Although we don't believe in timing the market or panicking over market movements, we do like to keep an eye on big changes -- just in case they're material to our investing thesis.
What: Shares of online travel company Expedia (NASDAQ:EXPE) soared 13% today after its quarterly results easily topped Wall Street expectations.
So what: The stock has rebounded nicely since its late-July beating on improving fundamentals, and today's fourth-quarter results -- earnings per share jumped 46% on a revenue increase of 18% -- only reinforce that turnaround optimism. In fact, Expedia's gross bookings surged 21% and the number of hotel room nights climbed 25%, giving analysts plenty of good vibes over its growth trajectory in 2014.

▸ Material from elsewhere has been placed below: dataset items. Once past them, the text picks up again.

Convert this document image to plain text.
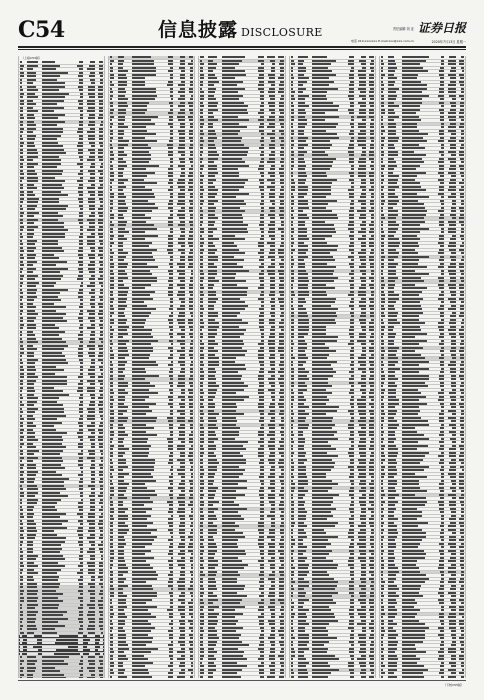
C54	信息披露 DISCLOSURE	责任编辑 刘 亚
电话 010-xxxxxxx E-mail:xxx@xxx.com.cn
证券日报
2020年7月13日 星期一
（上接C53版）
（下转C55版）
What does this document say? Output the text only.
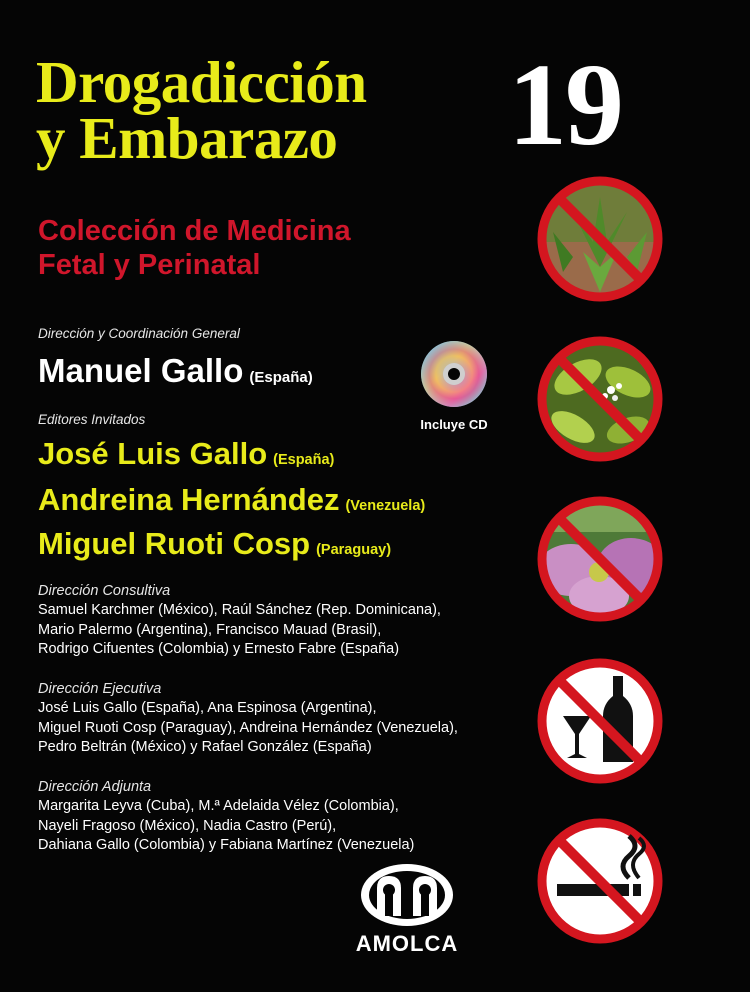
Drogadicción
y Embarazo	19
Colección de Medicina
Fetal y Perinatal
Dirección y Coordinación General
Manuel Gallo (España)
Incluye CD
Editores Invitados
José Luis Gallo (España)
Andreina Hernández (Venezuela)
Miguel Ruoti Cosp (Paraguay)
Dirección Consultiva
Samuel Karchmer (México), Raúl Sánchez (Rep. Dominicana),
Mario Palermo (Argentina), Francisco Mauad (Brasil),
Rodrigo Cifuentes (Colombia) y Ernesto Fabre (España)
Dirección Ejecutiva
José Luis Gallo (España), Ana Espinosa (Argentina),
Miguel Ruoti Cosp (Paraguay), Andreina Hernández (Venezuela),
Pedro Beltrán (México) y Rafael González (España)
Dirección Adjunta
Margarita Leyva (Cuba), M.ª Adelaida Vélez (Colombia),
Nayeli Fragoso (México), Nadia Castro (Perú),
Dahiana Gallo (Colombia) y Fabiana Martínez (Venezuela)
AMOLCA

Now what: Wall Street doesn't expect Expedia's operating momentum to slow anytime soon. "With 3 strong transaction brands including Expedia, Hotels.com and Hotwire, and its additional exposure to Asia through ownership in eLong and a joint venture with Air Asia, Expedia should benefit from an increasing percentage of travel bookings migrating Online," noted Bank America analyst Justin Post. "We expect 8-10% growth in normal travel markets, and we see a 10-18x P/E multiple as reasonable." Of course, with the stock now up about 65% from its 52-week lows, I'd wait for some of the exuberance to fade before betting on that bullish view.